Implementation of xSPECT, xSPECT bone and Broadquant from literature, clinical survey and innovative phantom study with task-based image quality assessment.

Objective: From patient and phantom studies, we aimed to highlight an original implementation process and share a two-years experience clinical feedback on xSPECT (xS), xSPECT Bone (xB) and Broadquant quantification (Siemens) for Tc-bone and Lu-NET (neuroendocrine tumors) imaging.

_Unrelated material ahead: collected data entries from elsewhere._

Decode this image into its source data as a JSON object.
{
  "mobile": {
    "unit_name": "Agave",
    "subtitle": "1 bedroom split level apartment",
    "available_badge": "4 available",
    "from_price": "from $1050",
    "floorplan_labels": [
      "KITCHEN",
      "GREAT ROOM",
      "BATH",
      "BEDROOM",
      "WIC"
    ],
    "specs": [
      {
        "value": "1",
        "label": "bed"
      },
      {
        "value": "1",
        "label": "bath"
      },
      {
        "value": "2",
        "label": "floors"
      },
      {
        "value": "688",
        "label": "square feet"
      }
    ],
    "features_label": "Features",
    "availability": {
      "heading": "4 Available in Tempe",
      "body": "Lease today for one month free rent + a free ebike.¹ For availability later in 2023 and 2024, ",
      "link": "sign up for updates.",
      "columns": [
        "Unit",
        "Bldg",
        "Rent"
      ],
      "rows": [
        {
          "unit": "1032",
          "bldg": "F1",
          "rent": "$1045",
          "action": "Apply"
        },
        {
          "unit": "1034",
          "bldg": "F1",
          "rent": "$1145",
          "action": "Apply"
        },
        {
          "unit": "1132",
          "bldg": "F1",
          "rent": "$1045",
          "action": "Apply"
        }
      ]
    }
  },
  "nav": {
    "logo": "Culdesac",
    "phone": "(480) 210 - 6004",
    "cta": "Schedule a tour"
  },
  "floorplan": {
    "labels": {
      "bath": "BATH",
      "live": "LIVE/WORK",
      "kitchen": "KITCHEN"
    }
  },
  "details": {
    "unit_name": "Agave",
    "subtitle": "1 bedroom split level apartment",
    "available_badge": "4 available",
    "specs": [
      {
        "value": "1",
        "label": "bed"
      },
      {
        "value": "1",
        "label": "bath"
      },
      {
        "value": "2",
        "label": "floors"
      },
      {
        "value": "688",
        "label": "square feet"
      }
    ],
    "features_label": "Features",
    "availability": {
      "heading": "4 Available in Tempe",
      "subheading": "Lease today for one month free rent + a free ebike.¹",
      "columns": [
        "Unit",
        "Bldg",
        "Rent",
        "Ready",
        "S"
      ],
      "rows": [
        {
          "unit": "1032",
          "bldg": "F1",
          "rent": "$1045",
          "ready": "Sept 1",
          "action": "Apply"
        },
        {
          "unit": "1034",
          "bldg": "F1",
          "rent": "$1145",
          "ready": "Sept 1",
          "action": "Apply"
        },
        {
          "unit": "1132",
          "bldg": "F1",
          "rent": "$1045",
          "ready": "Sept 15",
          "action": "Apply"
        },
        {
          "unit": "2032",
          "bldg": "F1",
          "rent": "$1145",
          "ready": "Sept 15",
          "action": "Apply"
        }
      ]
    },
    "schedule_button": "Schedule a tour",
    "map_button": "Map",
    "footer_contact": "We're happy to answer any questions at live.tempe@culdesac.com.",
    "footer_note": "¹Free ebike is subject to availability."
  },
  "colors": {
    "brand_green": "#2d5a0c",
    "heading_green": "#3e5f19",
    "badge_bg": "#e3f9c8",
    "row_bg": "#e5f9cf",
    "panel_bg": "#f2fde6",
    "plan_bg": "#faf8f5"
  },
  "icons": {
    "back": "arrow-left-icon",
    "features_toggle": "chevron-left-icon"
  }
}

Methods: Firstly, we checked the relevance of implemented protocols and Broadquant module on the basis of literature and with a homogeneous phantom study respectively. Then, we described xS and xB behaviours with reconstruction parameters (10i-0mm to 40i-20mm) and optimized the protocols through a blinded survey (7 physicians). Finally, the preferred Tc-bone reconstruction was assessed through an IEC NEMA phantom including liquid bone spheres. Conventional SNR, CNR, spatial resolution, Q.%error, and recovery curves; and innovative NPS, TTF and detectability score d' were performed (ImQuest software). We also sought to review the adoption of these tools in clinical routine and showed the potential of quantitative xB in the context of theranostics (Xofigo®).

Results: We showed the need of optimization of implemented reconstruction algorithms and pointed out a decay correction particularity with Broadquant. Preferred parameters were 1s-25i-8mm and 1s-25i-5mm for xS/xB-bone and xS-NET imaging respectively. The phantom study highlighted the different image quality especially for the enhanced spatial resolution xB algorithm (1/TTF=2.1 mm) and showed F3D and xB shared the best performances in terms of image quality and quantification. xS was generally less efficient.

Conclusions: Qualitative F3D still remains the clinical standard, xB and Broadquant offer challenging perspectives in theranostics. We introduced the potential of innovative metrics for image quality analysis and showed how CT tools should be adapted to fit nuclear medicine imaging.